After a year of poor performance, a new Board might reallocate the portfolio to more conservative funds or abandon the asset allocation model: The Board must recognize that the recommended investment approach is a long-term strategy that frees the Board from short-term management of the investment portfolio. It is based on a significant history of the market, which has ups and downs when viewed on a short-term basis. The committee strongly recommends that the Board adopt a motion to maintain the asset allocation in the portfolio, with changes only for rebalancing, correcting operational issues and or refining fund selection, for a minimum of five years.
How did the committee arrive at 9% as the long-term annual return for the recommended portfolio? The model portfolio was entered into a financial planning tool that Vanguard provides. This tools uses more than 40 years of market data to do simulations, which are primarily based on asset class rather than specific funds. The tool projects a 9% annualized return for this type of portfolio. Vanguard funds similar to the recommended portfolio were also examined to determine if the 9% was a reasonable expectation. Here are their “since inception” returns (with the year of inception):
· Life Strategy Moderate Growth: 9.81% (1994)

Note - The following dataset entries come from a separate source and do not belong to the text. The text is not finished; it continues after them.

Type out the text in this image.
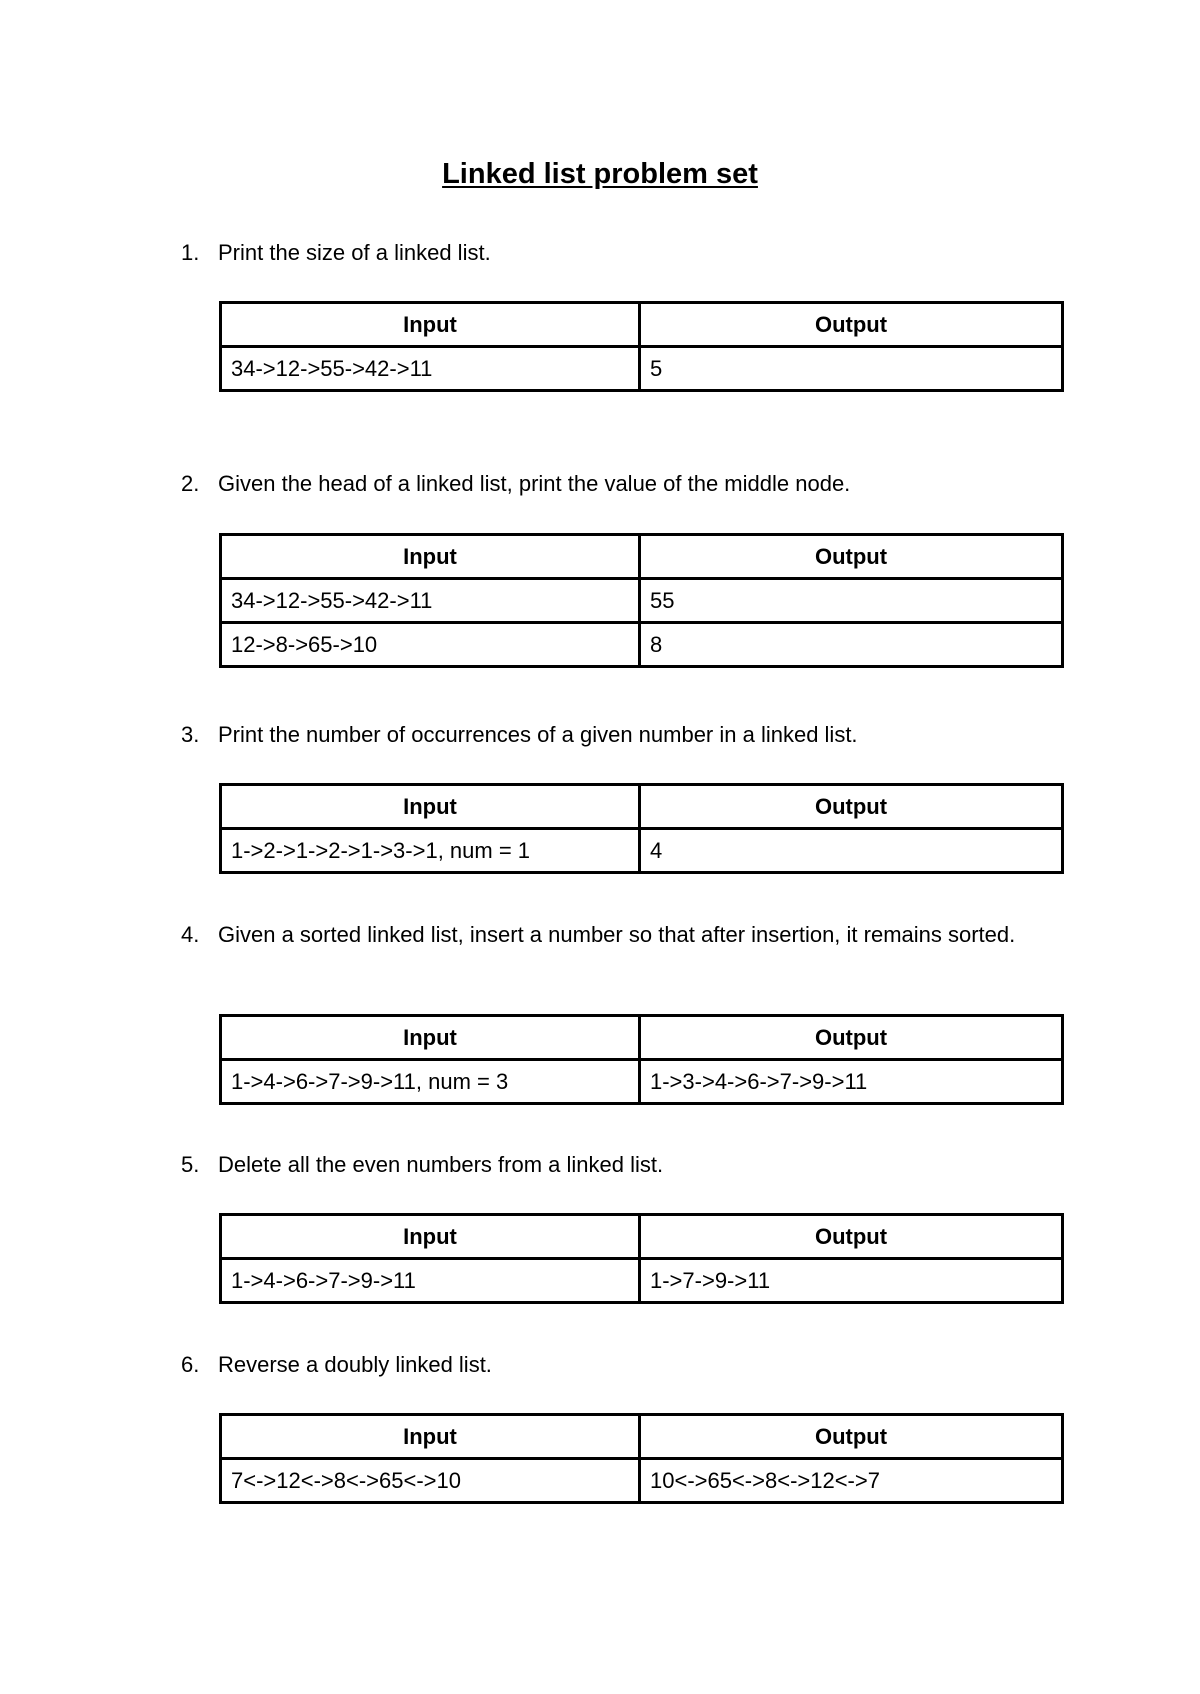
Linked list problem set

1. Print the size of a linked list.

Input	Output
34->12->55->42->11	5

2. Given the head of a linked list, print the value of the middle node.

Input	Output
34->12->55->42->11	55
12->8->65->10	8

3. Print the number of occurrences of a given number in a linked list.

Input	Output
1->2->1->2->1->3->1, num = 1	4

4. Given a sorted linked list, insert a number so that after insertion, it remains sorted.

Input	Output
1->4->6->7->9->11, num = 3	1->3->4->6->7->9->11

5. Delete all the even numbers from a linked list.

Input	Output
1->4->6->7->9->11	1->7->9->11

6. Reverse a doubly linked list.

Input	Output
7<->12<->8<->65<->10	10<->65<->8<->12<->7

· Life Strategy Conservative Growth: 8.80% (1994)
· STAR: 11.12% (1985)
Isn’t investing in equities risky? Every investment and every investment policy involves risks, both short-term and long-term. In addition there are various types of risks. The recommended policy means the SCBC portfolio can and will lose money in certain years. However, consider this: due to inflation, currently the Unit’s endowment is losing money now even though it is invested solely in bonds because the return is so low. The bond fund is subject to several kinds of risks, including interest rate risk and redemption risk. In other words, our current investment policy contains risk, perhaps more than most people realize. The recommended strategy is said to be one of the best approaches to long-term investment success. By utilizing broad diversification across major asset classes, SCBC will be exposed to much less risk when compared to investing in individual stocks and bonds. The recommended strategy does not involve investing in individual stocks or bonds; the recommended portfolio only invests in broad market indexes (with the exception of the Prime Money Market Fund, the GNMA bond fund and the PRIMECAP Core fund, which is a highly diversified fund in itself).

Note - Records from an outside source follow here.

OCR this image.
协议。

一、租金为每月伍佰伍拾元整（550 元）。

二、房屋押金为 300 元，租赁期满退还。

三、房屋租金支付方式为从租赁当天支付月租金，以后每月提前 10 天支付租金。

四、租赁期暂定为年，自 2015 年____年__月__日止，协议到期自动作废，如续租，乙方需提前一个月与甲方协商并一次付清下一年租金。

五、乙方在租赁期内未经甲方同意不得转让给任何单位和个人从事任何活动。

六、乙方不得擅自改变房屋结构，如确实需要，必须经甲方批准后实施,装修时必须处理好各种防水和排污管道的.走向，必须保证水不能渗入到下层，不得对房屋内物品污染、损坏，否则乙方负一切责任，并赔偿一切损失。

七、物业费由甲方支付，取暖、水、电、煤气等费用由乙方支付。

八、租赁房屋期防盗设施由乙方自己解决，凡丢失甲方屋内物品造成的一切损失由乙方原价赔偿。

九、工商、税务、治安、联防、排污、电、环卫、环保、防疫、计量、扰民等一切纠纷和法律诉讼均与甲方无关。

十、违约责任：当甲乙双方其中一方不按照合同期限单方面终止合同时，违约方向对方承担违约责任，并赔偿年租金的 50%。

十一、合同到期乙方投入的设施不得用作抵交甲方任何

Are Directors liable if the investment strategy do not perform to expectations? It is highly unlikely, given the portfolio amount, that any legal action would be brought, unless fraud or gross negligence is found. The Directors have fiduciary responsibility for managing the club’s finances and endowment. In other words, not taking any action could also subject the Directors subject to a suit as could making a considered, carefully researched, investment decision. In any case, the D&O insurance fully covers our decision(s) in this matter.

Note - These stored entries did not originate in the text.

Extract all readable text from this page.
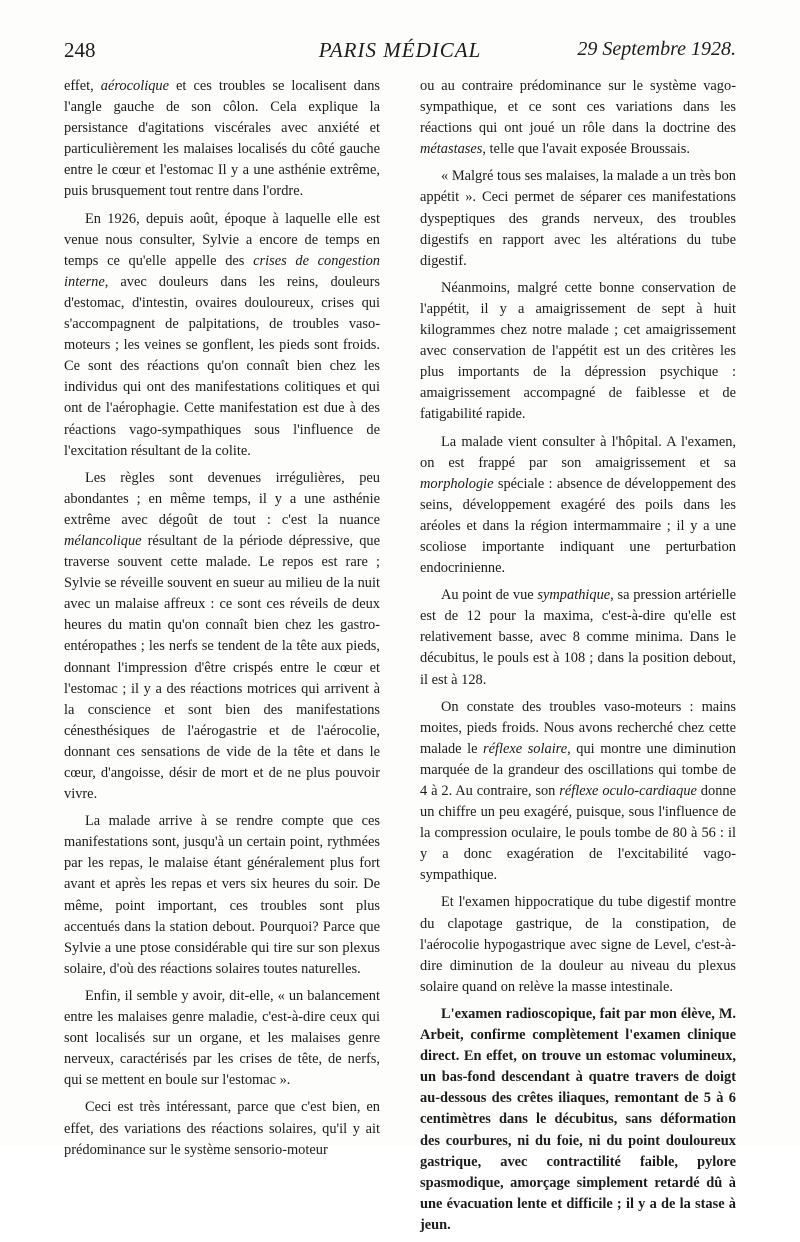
248	PARIS MÉDICAL	29 Septembre 1928.

effet, aérocolique et ces troubles se localisent dans l'angle gauche de son côlon. Cela explique la persistance d'agitations viscérales avec anxiété et particulièrement les malaises localisés du côté gauche entre le cœur et l'estomac Il y a une asthénie extrême, puis brusquement tout rentre dans l'ordre.

En 1926, depuis août, époque à laquelle elle est venue nous consulter, Sylvie a encore de temps en temps ce qu'elle appelle des crises de congestion interne, avec douleurs dans les reins, douleurs d'estomac, d'intestin, ovaires douloureux, crises qui s'accompagnent de palpitations, de troubles vaso-moteurs ; les veines se gonflent, les pieds sont froids. Ce sont des réactions qu'on connaît bien chez les individus qui ont des manifestations colitiques et qui ont de l'aérophagie. Cette manifestation est due à des réactions vago-sympathiques sous l'influence de l'excitation résultant de la colite.

Les règles sont devenues irrégulières, peu abondantes ; en même temps, il y a une asthénie extrême avec dégoût de tout : c'est la nuance mélancolique résultant de la période dépressive, que traverse souvent cette malade. Le repos est rare ; Sylvie se réveille souvent en sueur au milieu de la nuit avec un malaise affreux : ce sont ces réveils de deux heures du matin qu'on connaît bien chez les gastro-entéropathes ; les nerfs se tendent de la tête aux pieds, donnant l'impression d'être crispés entre le cœur et l'estomac ; il y a des réactions motrices qui arrivent à la conscience et sont bien des manifestations cénesthésiques de l'aérogastrie et de l'aérocolie, donnant ces sensations de vide de la tête et dans le cœur, d'angoisse, désir de mort et de ne plus pouvoir vivre.

La malade arrive à se rendre compte que ces manifestations sont, jusqu'à un certain point, rythmées par les repas, le malaise étant généralement plus fort avant et après les repas et vers six heures du soir. De même, point important, ces troubles sont plus accentués dans la station debout. Pourquoi? Parce que Sylvie a une ptose considérable qui tire sur son plexus solaire, d'où des réactions solaires toutes naturelles.

Enfin, il semble y avoir, dit-elle, « un balancement entre les malaises genre maladie, c'est-à-dire ceux qui sont localisés sur un organe, et les malaises genre nerveux, caractérisés par les crises de tête, de nerfs, qui se mettent en boule sur l'estomac ».

Ceci est très intéressant, parce que c'est bien, en effet, des variations des réactions solaires, qu'il y ait prédominance sur le système sensorio-moteur

ou au contraire prédominance sur le système vago-sympathique, et ce sont ces variations dans les réactions qui ont joué un rôle dans la doctrine des métastases, telle que l'avait exposée Broussais.

« Malgré tous ses malaises, la malade a un très bon appétit ». Ceci permet de séparer ces manifestations dyspeptiques des grands nerveux, des troubles digestifs en rapport avec les altérations du tube digestif.

Néanmoins, malgré cette bonne conservation de l'appétit, il y a amaigrissement de sept à huit kilogrammes chez notre malade ; cet amaigrissement avec conservation de l'appétit est un des critères les plus importants de la dépression psychique : amaigrissement accompagné de faiblesse et de fatigabilité rapide.

La malade vient consulter à l'hôpital. A l'examen, on est frappé par son amaigrissement et sa morphologie spéciale : absence de développement des seins, développement exagéré des poils dans les aréoles et dans la région intermammaire ; il y a une scoliose importante indiquant une perturbation endocrinienne.

Au point de vue sympathique, sa pression artérielle est de 12 pour la maxima, c'est-à-dire qu'elle est relativement basse, avec 8 comme minima. Dans le décubitus, le pouls est à 108 ; dans la position debout, il est à 128.

On constate des troubles vaso-moteurs : mains moites, pieds froids. Nous avons recherché chez cette malade le réflexe solaire, qui montre une diminution marquée de la grandeur des oscillations qui tombe de 4 à 2. Au contraire, son réflexe oculo-cardiaque donne un chiffre un peu exagéré, puisque, sous l'influence de la compression oculaire, le pouls tombe de 80 à 56 : il y a donc exagération de l'excitabilité vago-sympathique.

Et l'examen hippocratique du tube digestif montre du clapotage gastrique, de la constipation, de l'aérocolie hypogastrique avec signe de Level, c'est-à-dire diminution de la douleur au niveau du plexus solaire quand on relève la masse intestinale.

L'examen radioscopique, fait par mon élève, M. Arbeit, confirme complètement l'examen clinique direct. En effet, on trouve un estomac volumineux, un bas-fond descendant à quatre travers de doigt au-dessous des crêtes iliaques, remontant de 5 à 6 centimètres dans le décubitus, sans déformation des courbures, ni du foie, ni du point douloureux gastrique, avec contractilité faible, pylore spasmodique, amorçage simplement retardé dû à une évacuation lente et difficile ; il y a de la stase à jeun.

1. Corrected portfolio values after 15 years if invested in STAR versus GNMA. This calculation originally did not set aside 25% of principal for contingency and expenses. STAR still was $640,000 larger than GNMA after 15 years.
2. Removes PRIMECAP Core fund; adds Small Cap Value Index fund. These changes allow a purer allocation to the asset classes chosen by the committee and increase the percentage allocated to Value and small caps, which were under-represented. As a result, the management fee weighted-average was lowered to .23%.